OPINIóN
Actualizado 29/09/2016

En esta vida que se nos escapa a bocanadas mientras trabajamos, cuidamos de nuestros hijos o atendemos mensajes más o menos cortos o elaborados, se hace necesario viajar en tren de vez en cuando, aunque no sea ya el carbón la fuente de energía de estas máquinas que surcan los paisajes, y pese a que lo hagan cada vez más rápido, demasiado, poniendo en valor la idea de destino y desestimando, por contra, la de trayecto o camino. En cualquier caso, aunque la ruta entre Madrid y Salamanca se haya acortado con las nuevas tecnologías de transporte, una hora y media da mucho de sí.
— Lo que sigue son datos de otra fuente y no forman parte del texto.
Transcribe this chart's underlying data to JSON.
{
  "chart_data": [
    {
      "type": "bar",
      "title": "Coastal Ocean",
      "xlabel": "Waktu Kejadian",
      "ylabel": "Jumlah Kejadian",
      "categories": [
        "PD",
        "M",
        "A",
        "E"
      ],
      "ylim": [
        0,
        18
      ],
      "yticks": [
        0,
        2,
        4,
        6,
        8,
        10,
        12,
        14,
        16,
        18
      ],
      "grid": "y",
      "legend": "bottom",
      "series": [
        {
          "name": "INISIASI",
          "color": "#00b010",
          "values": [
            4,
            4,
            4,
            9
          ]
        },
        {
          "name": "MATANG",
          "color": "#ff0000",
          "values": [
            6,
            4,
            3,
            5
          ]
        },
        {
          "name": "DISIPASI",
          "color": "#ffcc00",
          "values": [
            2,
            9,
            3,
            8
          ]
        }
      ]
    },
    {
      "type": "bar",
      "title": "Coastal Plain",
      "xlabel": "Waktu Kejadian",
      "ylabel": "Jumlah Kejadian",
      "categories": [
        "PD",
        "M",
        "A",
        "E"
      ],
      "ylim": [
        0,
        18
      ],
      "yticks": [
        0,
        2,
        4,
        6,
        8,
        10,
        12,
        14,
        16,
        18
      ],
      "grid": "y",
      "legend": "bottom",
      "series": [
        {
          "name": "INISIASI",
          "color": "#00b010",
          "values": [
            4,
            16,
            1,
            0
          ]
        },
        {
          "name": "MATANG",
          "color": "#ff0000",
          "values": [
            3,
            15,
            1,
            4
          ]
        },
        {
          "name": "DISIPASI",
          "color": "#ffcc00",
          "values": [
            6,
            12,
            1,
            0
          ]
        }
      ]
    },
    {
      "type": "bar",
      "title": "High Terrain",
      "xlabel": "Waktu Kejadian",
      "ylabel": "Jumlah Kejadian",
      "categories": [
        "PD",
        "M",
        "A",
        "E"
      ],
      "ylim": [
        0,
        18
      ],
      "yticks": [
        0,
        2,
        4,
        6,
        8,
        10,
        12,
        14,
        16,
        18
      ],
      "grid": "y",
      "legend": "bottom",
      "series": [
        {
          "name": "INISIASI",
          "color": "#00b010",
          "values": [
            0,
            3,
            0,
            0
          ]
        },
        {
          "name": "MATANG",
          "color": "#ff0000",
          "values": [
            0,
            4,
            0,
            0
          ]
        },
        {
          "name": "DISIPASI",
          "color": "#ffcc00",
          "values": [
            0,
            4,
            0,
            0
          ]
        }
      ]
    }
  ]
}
Sobre todo si tus manos albergan un ejemplar de Sobre el deporte de Pier Paolo Pasolini.

El cineasta, poeta y pensador italiano, cuya época de esplendor debemos situar en los inicios de la segunda mitad de siglo XX, fue un gran hincha del Bolonia, equipo en cuya ciudad descubrió los placeres del fútbol jugando en su periferia como un incisivo extremo izquierdo (¿podía ser de otro modo?). Allí conoció la contradicción entre el deporte que se juega y al que se asiste. Del primero siempre tenía buenas palabras, extraídas con nostalgia de su espíritu eternamente infantil: Y en el corazón del suburbio, un partido de fútbol. Sin embargo, del segundo siempre supo que no era más que espectáculo. Y es más, le auguró un negro futuro: El deporte, como juego, no tiene un porvenir especial, seguirá siendo lo que siempre ha sido: una evasión fatal y estúpida en conjunto, aunque bastante humana.

De igual manera, Pasolini habla del deporte como religión de nuestro pueblo. La misa ha dado paso al partidazo, verdadera reunión de fieles (e infieles) en nuestros días. Los estadios y, últimamente, los salones de las tabernas han sustituido a los santuarios y se han erigido en lugar de encuentro y rezo colectivo. Aunque separados por facciones, madridistas y culés alaban, puede que en distintos idiomas, a un mismo Dios idealizado, alejado de la realidad, poseedor de toda una serie de virtudes que pasan por ser solo una nueva ficción con la que mantener apaciguados los instintos de estos otrora cazadores-recolectores que ahora cultivan a diario su idiotez en trabajos que les permiten pagarse la caña, la tapa y el periódico.

Otra reflexión extraída de esta pequeña joya es la que se incluye en el artículo "la cara de Mercx", dedicado, obviamente, a las hazañas del ciclista belga. Bueno, a ridiculizar más bien las reacciones nacionalistas que desencadena el deporte, alimento de ficciones tan variopintas como dioses, ídolos o patrias. Somos consumidores de coches, de películas, de libros extranjeros (qué palabra tan cretina), ¿por qué no podemos entonces ser consumidores de triunfos ciclísticos extranjeros?

Lo dicho, una pequeña recomendación para esas tardes, raras, en las que no hay fútbol. O para ese viaje en tren a ninguna parte que nos devolverá, eso sí, si abordamos la lectura de este libro, a un lugar bien distinto y seguramente menos confortable.